41 Similarly, in IMC Aviation Solutions, the majority of the Court of Appeal of the Supreme Court of Victoria (Hansen JA and Kyrou AJA) said (at [130]):
…as the Act gives effect to the Convention, decisions of overseas courts on the meaning of provisions of domestic legislation that adopt the wording of the Convention may be of assistance in the interpretation of the Act. Apart from promoting comity, there are obvious advantages in consistency in the interpretation of legislation that gives effect to an international convention. In that regard, however, it will be important to note any relevant differences in the legislation of another jurisdiction.
(Footnotes omitted.)
42 In United States and Canadian courts, the proper notice requirement has been distilled as notice reasonably calculated to inform the respondent of the proceeding and to afford it an opportunity to be heard: see, eg, CEEG (Shanghai) Solar Science & Tech v LUMOS 829 F3d 1201 (10th Cir 2016) at 1203 and Tianjin Huarong Equity Investment Fund Partnership LLP v Xu [2019] ONSC 628 at [31].

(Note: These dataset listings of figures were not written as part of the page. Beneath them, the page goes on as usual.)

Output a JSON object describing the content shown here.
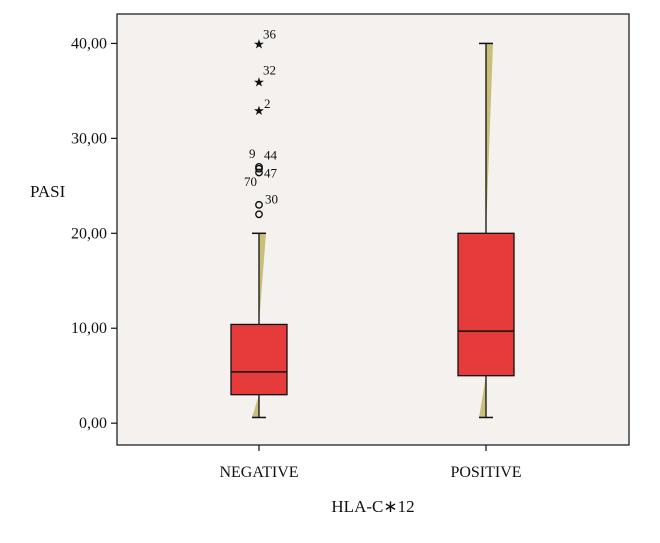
{
  "chart_data": {
    "type": "box",
    "title": "",
    "xlabel": "HLA-C∗12",
    "ylabel": "PASI",
    "ylim": [
      -2.3,
      43.1
    ],
    "yticks": [
      0,
      10,
      20,
      30,
      40
    ],
    "ytick_labels": [
      "0,00",
      "10,00",
      "20,00",
      "30,00",
      "40,00"
    ],
    "categories": [
      "NEGATIVE",
      "POSITIVE"
    ],
    "grid": false,
    "colors": {
      "box_fill": "#e63b3b",
      "whisker_shade": "#c8c07a",
      "plot_background": "#f4f1ef",
      "line": "#111111"
    },
    "boxes": [
      {
        "category": "NEGATIVE",
        "whisker_low": 0.6,
        "q1": 3.0,
        "median": 5.4,
        "q3": 10.4,
        "whisker_high": 20.0,
        "outliers": [
          {
            "label": "70",
            "value": 23.0,
            "marker": "circle"
          },
          {
            "label": "30",
            "value": 22.0,
            "marker": "circle"
          },
          {
            "label": "9",
            "value": 27.0,
            "marker": "circle"
          },
          {
            "label": "44",
            "value": 26.8,
            "marker": "circle"
          },
          {
            "label": "47",
            "value": 26.4,
            "marker": "circle"
          },
          {
            "label": "2",
            "value": 33.0,
            "marker": "star"
          },
          {
            "label": "32",
            "value": 36.0,
            "marker": "star"
          },
          {
            "label": "36",
            "value": 40.0,
            "marker": "star"
          }
        ]
      },
      {
        "category": "POSITIVE",
        "whisker_low": 0.6,
        "q1": 5.0,
        "median": 9.7,
        "q3": 20.0,
        "whisker_high": 40.0,
        "outliers": []
      }
    ]
  }
}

43 Essentially the same test has been applied in the United Kingdom. In Zavod Ekran OAO v Magneco Metrel UK Ltd [2017] EWHC 2208 (Comm) at [12]:
"proper notice"…is an aspect of the wider notion that the party contesting enforcement was unable to present its case (Merkin, Arbitration Law, s19.53), so that lack of proper notice suggests some unfairness (Russell on Arbitration, 24th edn, s8-040: and see generally, Minmetals Germany GmbH v Ferco Steel Ltd [1999] 1 AII ER (Comm) 315 at 327; Irvani v Irvani [2000] 1 Lloyd's Rep 412 at 426, Kanoria v Guinness [2006] 1 Lloyd's Rep 701 at [23]). In the context of s 103(2)(c) Arbitration Act 1996, "proper notice" is such as is likely to bring the relevant information to the attention of the person notified, taking account of the parties' contractual dispute resolution mechanism, including any applicable institutional arbitration rules. In this sense, notice is treated by the court as a question of fact (as in LKT Industrial Berhad (Malaysia) v Chun [2004] NSWSC 820), the onus of proof being on the party raising it as a ground of refusal of enforcement of the ward, as expressly specified in s 103(2) Arbitration Act 1996.
44 This approach recognises that the proper notice ground for objection under s 8(5)(c) of the IAA is, in essence, a matter of procedural fairness. In this regard, it is no different from the separate ground in s 8(7)(b) of the IAA, read with sub-s (7A)(b), under which the court may refuse to enforce a foreign award where a breach of the rules of natural justice occurred such that it would be contrary to public policy to do otherwise. There is an obvious link between proper notice and the ability of a party to present its case, involving rules of natural justice and public policy.